The Rumson Boat Race was reinstituted five years ago after a more than 50-year hiatus from the last time collegiate shells raced on the local waters, Edwards said.
By getting the tradition going again, “we’re trying to enhance the culture of rowing” in the area, he said.
Rowing has a long tradition on many of the nation’s most prestigious campuses and, increasingly, at high schools, he said.
“Long before there was a football game or a basketball game fame, there was a crew race,” Edwards said.
At Rutgers, which is known as the birthplace of college football, the first crew races predated the first football game by five years, according to Wagner.
“The fact of the matter is, you’re dealing with not only the oldest college sport in America, you’re dealing with the fastest growing sport in America,” Edwards said. “It’s exploding.”
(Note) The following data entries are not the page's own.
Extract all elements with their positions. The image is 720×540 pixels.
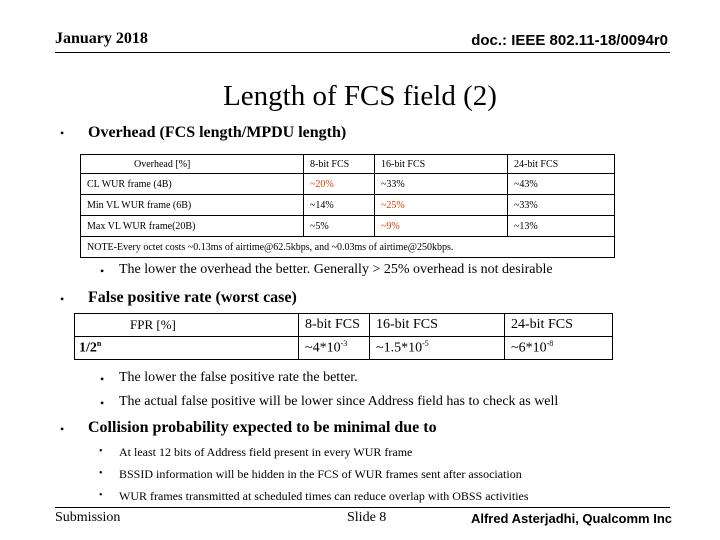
- bullet-icon: •: [99, 490, 103, 501]
- overhead-note-bullet: The lower the overhead the better. Generally > 25% overhead is not desirable: [119, 262, 553, 277]
- table-cell: ~43%: [508, 174, 615, 195]
- table-cell: ~9%: [375, 216, 508, 237]
- bullet-icon: •: [60, 292, 65, 306]
- value-base: ~6*10: [511, 340, 547, 356]
- value-exp: -8: [546, 339, 554, 349]
- header-date: January 2018: [55, 30, 148, 47]
- overhead-bullet: Overhead (FCS length/MPDU length): [88, 124, 347, 141]
- table-note: NOTE-Every octet costs ~0.13ms of airtime@62.5kbps, and ~0.03ms of airtime@250kbps.: [81, 237, 615, 258]
- row-label: Min VL WUR frame (6B): [81, 195, 304, 216]
- table-cell: [505, 337, 613, 360]
- fpr-sub-bullet: The actual false positive will be lower since Address field has to check as well: [119, 394, 559, 409]
- table-header-cell: FPR [%]: [75, 314, 299, 337]
- header-divider: [55, 52, 670, 53]
- footer-submission: Submission: [55, 510, 121, 525]
- fpr-table: [74, 313, 613, 360]
- header-doc-id: doc.: IEEE 802.11-18/0094r0: [471, 32, 668, 49]
- row-label: [75, 337, 299, 360]
- table-cell: ~33%: [375, 174, 508, 195]
- collision-sub-bullet: WUR frames transmitted at scheduled times can reduce overlap with OBSS activities: [119, 489, 529, 503]
- footer-slide-number: Slide 8: [347, 510, 387, 525]
- fpr-bullet: False positive rate (worst case): [88, 289, 297, 306]
- table-note-row: [81, 237, 615, 258]
- value-base: ~1.5*10: [376, 340, 423, 356]
- table-header-row: [75, 314, 613, 337]
- table-row: [75, 337, 613, 360]
- collision-sub-bullet: At least 12 bits of Address field present in every WUR frame: [119, 445, 413, 459]
- table-row: [81, 174, 615, 195]
- table-header-cell: 8-bit FCS: [299, 314, 370, 337]
- bullet-icon: •: [60, 126, 65, 140]
- value-exp: -5: [422, 339, 429, 349]
- table-header-cell: 24-bit FCS: [508, 155, 615, 174]
- value-base: ~4*10: [305, 340, 341, 356]
- collision-sub-bullet: BSSID information will be hidden in the FCS of WUR frames sent after association: [119, 467, 522, 481]
- row-label: CL WUR frame (4B): [81, 174, 304, 195]
- table-cell: [299, 337, 370, 360]
- table-header-cell: Overhead [%]: [81, 155, 304, 174]
- table-header-cell: 24-bit FCS: [505, 314, 613, 337]
- table-cell: ~5%: [304, 216, 375, 237]
- table-row: [81, 216, 615, 237]
- bullet-icon: •: [99, 468, 103, 479]
- collision-bullet: Collision probability expected to be minimal due to: [88, 419, 437, 436]
- footer-divider: [55, 507, 670, 508]
- bullet-icon: •: [100, 264, 105, 278]
- footer-author: Alfred Asterjadhi, Qualcomm Inc: [470, 511, 672, 526]
- table-row: [81, 195, 615, 216]
- table-header-cell: 16-bit FCS: [370, 314, 505, 337]
- row-label-text: 1/2: [79, 340, 97, 356]
- table-header-cell: 8-bit FCS: [304, 155, 375, 174]
- fpr-sub-bullet: The lower the false positive rate the better.: [119, 370, 358, 385]
- overhead-table: [80, 154, 615, 258]
- bullet-icon: •: [99, 446, 103, 457]
- table-cell: ~20%: [304, 174, 375, 195]
- row-label: Max VL WUR frame(20B): [81, 216, 304, 237]
- table-cell: [370, 337, 505, 360]
- table-cell: ~33%: [508, 195, 615, 216]
- row-label-exp: n: [96, 339, 102, 349]
- table-header-row: [81, 155, 615, 174]
- value-exp: -3: [340, 339, 348, 349]
- table-cell: ~14%: [304, 195, 375, 216]
- slide-title: Length of FCS field (2): [223, 80, 497, 112]
- bullet-icon: •: [60, 422, 65, 436]
- table-cell: ~25%: [375, 195, 508, 216]
- bullet-icon: •: [100, 396, 105, 410]
- bullet-icon: •: [100, 372, 105, 386]
- table-header-cell: 16-bit FCS: [375, 155, 508, 174]
- table-cell: ~13%: [508, 216, 615, 237]
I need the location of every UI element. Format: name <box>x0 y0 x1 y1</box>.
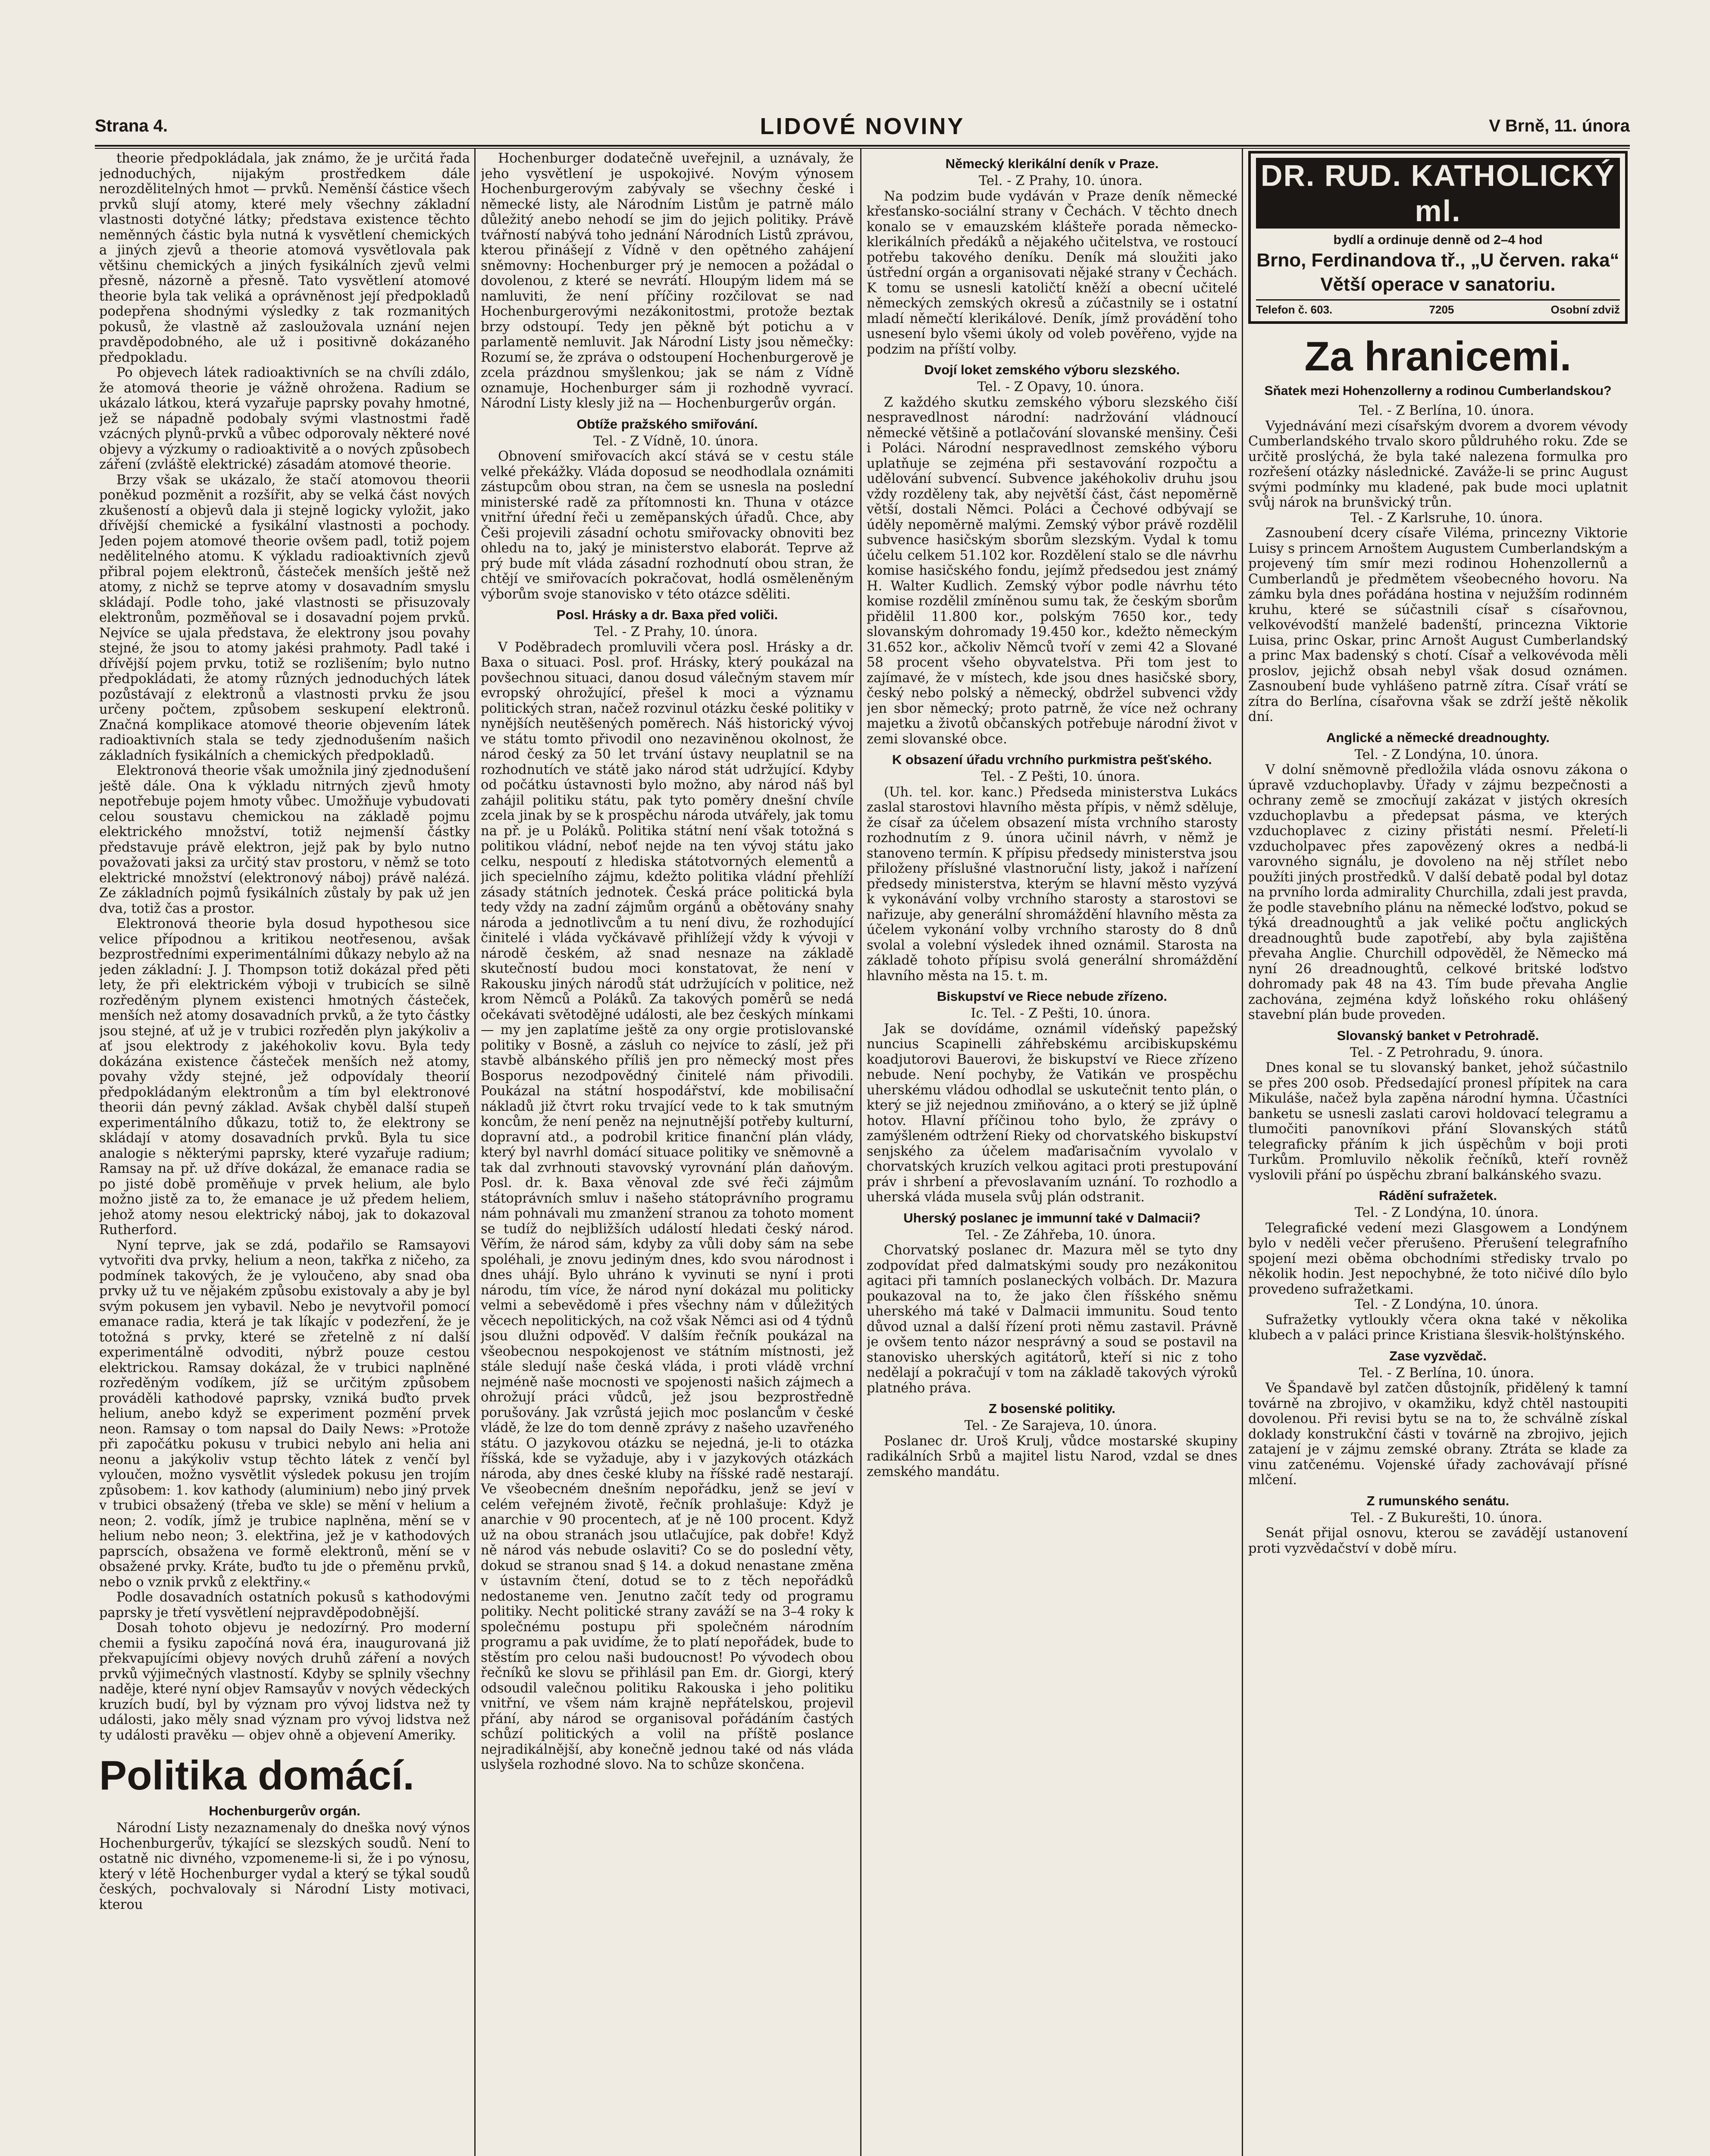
article-paragraph: Brzy však se ukázalo, že stačí atomovou theorii poněkud pozměnit a rozšířit, aby se velká část nových zkušeností a objevů dala ji stejně logicky vyložit, jako dřívější chemické a fysikální vlastnosti a pochody. Jeden pojem atomové theorie ovšem padl, totiž pojem nedělitelného atomu. K výkladu radioaktivních zjevů přibral pojem elektronů, částeček menších ještě než atomy, z nichž se teprve atomy v dosavadním smyslu skládají. Podle toho, jaké vlastnosti se přisuzovaly elektronům, pozměňoval se i dosavadní pojem prvků. Nejvíce se ujala představa, že elektrony jsou povahy stejné, že jsou to atomy jakési prahmoty. Padl také i dřívější pojem prvku, totiž se rozlišením; bylo nutno předpokládati, že atomy různých jednoduchých látek pozůstávají z elektronů a vlastnosti prvku že jsou určeny počtem, způsobem seskupení elektronů. Značná komplikace atomové theorie objevením látek radioaktivních stala se tedy zjednodušením našich základních fysikálních a chemických předpokladů. <box>99 472 470 763</box>
column-divider <box>1242 149 1243 2156</box>
section-heading: Za hranicemi. <box>1304 333 1572 379</box>
header-rule <box>95 145 1630 147</box>
ad-hours: bydlí a ordinuje denně od 2–4 hod <box>1333 233 1543 247</box>
article-dateline: Tel. - Z Berlína, 10. února. <box>1359 403 1535 418</box>
article-paragraph: Jak se dovídáme, oznámil vídeňský papežský nuncius Scapinelli záhřebskému arcibiskupskému koadjutorovi Bauerovi, že biskupství ve Riece zřízeno nebude. Není pochyby, že Vatikán ve prospěchu uherskému vládou odhodlal se uskutečnit tento plán, o který se již nejednou zmiňováno, a o který se již úplně hotov. Hlavní příčinou toho bylo, že zprávy o zamýšleném odtržení Rieky od chorvatského biskupství senjského za účelem maďarisačním vyvolalo v chorvatských kruzích velkou agitaci proti prestupování práv i shrbení a převoslavaním uznání. To rozhodlo a uherská vláda musela svůj plán odstranit. <box>867 1021 1237 1205</box>
page-number: Strana 4. <box>95 116 168 135</box>
article-headline: K obsazení úřadu vrchního purkmistra pešťského. <box>892 752 1212 767</box>
article-dateline: Tel. - Z Bukurešti, 10. února. <box>1350 1510 1543 1526</box>
article-headline: Biskupství ve Riece nebude zřízeno. <box>936 989 1168 1004</box>
ad-phone: Telefon č. 603. <box>1256 303 1333 316</box>
article-paragraph: Chorvatský poslanec dr. Mazura měl se tyto dny zodpovídat před dalmatskými soudy pro nezákonitou agitaci při tamních poslaneckých volbách. Dr. Mazura poukazoval na to, že jako člen říšského sněmu uherského má také v Dalmacii immunitu. Soud tento důvod uznal a další řízení proti němu zastavil. Právně je ovšem tento názor nesprávný a soud se postavil na stanovisko uherských agitátorů, kteří si nic z toho nedělají a pokračují v tom na základě takových výroků platného práva. <box>867 1243 1237 1396</box>
article-dateline: Tel. - Ze Sarajeva, 10. února. <box>964 1418 1157 1433</box>
ad-address: Brno, Ferdinandova tř., „U červen. raka“ <box>1256 250 1619 271</box>
article-dateline: Tel. - Ze Záhřeba, 10. února. <box>965 1227 1156 1243</box>
article-paragraph: V dolní sněmovně předložila vláda osnovu zákona o úpravě vzduchoplavby. Úřady v zájmu bezpečnosti a ochrany země se zmocňují zakázat v jistých okresích vzduchoplavbu a předepsat pásma, ve kterých vzduchoplavec z ciziny přistáti nesmí. Přeletí-li vzducholpavec přes zapovězený okres a nedbá-li varovného signálu, je dovoleno na něj střílet nebo použíti jiných prostředků. V další debatě podal byl dotaz na prvního lorda admirality Churchilla, zdali jest pravda, že podle stavebního plánu na německé loďstvo, pokud se týká dreadnoughtů a jak veliké počtu anglických dreadnoughtů bude zapotřebí, aby byla zajištěna převaha Anglie. Churchill odpověděl, že Německo má nyní 26 dreadnoughtů, celkové britské loďstvo dohromady pak 48 na 43. Tím bude převaha Anglie zachována, zejména když loňského roku ohlášený stavební plán bude proveden. <box>1248 762 1628 1022</box>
Edwards worked to institute crew at RFH, establishing the program in 2007. Last spring, there were about 100 students, both boys and girls, involved in rowing, he said.
In the Two-River area, the Ranney School in Tinton Fall, and Christian Brothers Academy in Lincroft have crew programs, Edwards said.
About 60 high schools throughout New Jersey have established teams, according to Wagner.
The growing popularity of the sport is no surprise to Wagner.
“You can always keep getting better” by working harder and being dedicated, Wagner said. “You can always get more fit and more strong.
“It’s the ultimate team sport,” he said. “You’re really sacrificing yourself for the benefit of the team, not individual glory.
“It’s a great lesson to learn,” Wagner said.